Some of you may remember Stephen Dodgson (1924 – 2013) presenting parts of Radio 3’s Record Review and other programmes back in the day but little did we know then that he was a prolific and versatile composer. There are at least a dozen discs out there which are devoted to his music, now we have the songs, and encouragingly, this disc is given as volume 1.
Another excellent aspect of this disc is that we have a wide variety of star-studded voices adding interest throughout with the guitar (for which Dodgson was brilliant at writing) in the Four poems of John Clare the only work previously recorded, and recorder in the witty The Monk and his Cat. In all there are 26 songs here and that includes five cycles and these are, attractively, divided between the voices.

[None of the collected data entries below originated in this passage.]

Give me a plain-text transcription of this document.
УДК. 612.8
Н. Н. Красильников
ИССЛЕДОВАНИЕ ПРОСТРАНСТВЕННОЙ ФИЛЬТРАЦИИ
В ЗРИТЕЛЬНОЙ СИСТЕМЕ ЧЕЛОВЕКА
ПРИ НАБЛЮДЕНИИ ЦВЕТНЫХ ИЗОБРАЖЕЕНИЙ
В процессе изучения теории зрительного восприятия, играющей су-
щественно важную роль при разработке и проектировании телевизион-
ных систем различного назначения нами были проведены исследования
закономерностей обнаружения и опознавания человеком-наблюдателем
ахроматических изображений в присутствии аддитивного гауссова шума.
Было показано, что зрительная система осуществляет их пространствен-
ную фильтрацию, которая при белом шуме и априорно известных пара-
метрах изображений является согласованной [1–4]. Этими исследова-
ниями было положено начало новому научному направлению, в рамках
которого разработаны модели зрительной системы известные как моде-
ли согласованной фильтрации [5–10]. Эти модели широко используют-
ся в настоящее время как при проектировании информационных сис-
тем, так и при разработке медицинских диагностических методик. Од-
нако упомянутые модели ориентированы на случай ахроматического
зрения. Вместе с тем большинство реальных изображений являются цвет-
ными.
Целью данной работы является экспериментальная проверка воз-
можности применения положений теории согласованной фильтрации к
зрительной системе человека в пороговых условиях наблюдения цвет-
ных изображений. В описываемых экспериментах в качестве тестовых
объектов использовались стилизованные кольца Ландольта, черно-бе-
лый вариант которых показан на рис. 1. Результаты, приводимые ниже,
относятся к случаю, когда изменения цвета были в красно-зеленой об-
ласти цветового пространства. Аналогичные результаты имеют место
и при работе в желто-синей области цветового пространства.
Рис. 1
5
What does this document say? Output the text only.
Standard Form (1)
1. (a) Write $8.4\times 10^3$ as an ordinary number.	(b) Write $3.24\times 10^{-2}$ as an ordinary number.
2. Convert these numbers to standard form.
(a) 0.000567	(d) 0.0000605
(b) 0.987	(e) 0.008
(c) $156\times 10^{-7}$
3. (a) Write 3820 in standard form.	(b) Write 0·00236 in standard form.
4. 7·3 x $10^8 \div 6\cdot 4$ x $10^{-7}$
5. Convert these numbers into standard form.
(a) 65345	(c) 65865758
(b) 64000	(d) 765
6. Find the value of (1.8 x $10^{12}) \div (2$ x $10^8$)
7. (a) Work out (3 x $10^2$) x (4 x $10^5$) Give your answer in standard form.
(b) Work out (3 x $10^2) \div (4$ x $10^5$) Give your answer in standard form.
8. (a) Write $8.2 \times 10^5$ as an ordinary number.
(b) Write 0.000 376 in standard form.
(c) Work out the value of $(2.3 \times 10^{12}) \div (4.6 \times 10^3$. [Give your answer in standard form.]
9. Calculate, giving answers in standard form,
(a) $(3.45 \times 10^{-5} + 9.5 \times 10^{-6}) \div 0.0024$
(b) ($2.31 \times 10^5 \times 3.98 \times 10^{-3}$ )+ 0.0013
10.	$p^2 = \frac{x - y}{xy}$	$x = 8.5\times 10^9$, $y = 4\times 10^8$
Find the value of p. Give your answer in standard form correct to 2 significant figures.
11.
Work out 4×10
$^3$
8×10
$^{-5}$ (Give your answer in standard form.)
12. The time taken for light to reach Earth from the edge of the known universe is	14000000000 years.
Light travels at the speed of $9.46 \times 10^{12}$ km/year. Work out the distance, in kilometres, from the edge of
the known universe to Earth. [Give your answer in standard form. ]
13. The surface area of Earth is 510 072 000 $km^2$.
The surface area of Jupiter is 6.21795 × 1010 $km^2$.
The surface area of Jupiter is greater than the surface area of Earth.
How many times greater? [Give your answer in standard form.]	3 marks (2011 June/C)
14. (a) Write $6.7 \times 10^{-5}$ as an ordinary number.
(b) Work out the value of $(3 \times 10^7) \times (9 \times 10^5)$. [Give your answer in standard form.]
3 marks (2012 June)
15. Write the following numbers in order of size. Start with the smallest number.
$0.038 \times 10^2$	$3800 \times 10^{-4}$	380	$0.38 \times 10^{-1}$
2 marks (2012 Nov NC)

The texts, which are all provided, stretch from light verse such as Ms. Hen, a nursery rhyme, through Gerard Manley Hopkins as in Heaven-Haven and Walter de la Mare with Five Eyes, to Ezra Pound with the four fine songs which make up Tideways. Generally, the mood of a song is controlled by the imaginative material heard in the piano or guitar writing, but not always does Dodgson plumb the real meaning or the or the depths of a poem. I feel this especially in his setting Manley Hopkins Inversnaid with its famous lines about ‘wildness and wet’, and ‘long live the leaves’ and in the setting of Ben Jonson’s Slow, Slow Fresh Fount.
The most significant work on the disc are the six songs which constitute the Bush Ballads (Second Series) concerning Australia beginning with ‘Farewell to old England’, a 19th century poem set almost in a music hall style, and later a more comic song about the Queensland drought and a priest named Holy Dan. All highly original in concept and execution and eclectic in style as the texts require. But if you are able to sample a few tracks I would recommend the four settings of James Campbell (d.1987) which make up Irishry as they incorporate both drama and wit.
There are two essays, a biographical one by Robert Matthew-Walker, and another describing the songs in detail by John Warrack. Dodgson’s style and language is neatly summed up as ‘a tonal-based inspiration and a natural creative communicative desire’, although Matthew-Walker does add that Dodgson clearly has his own personal voice. And, one must agree with him that Dodgson has been ‘unfairly neglected’.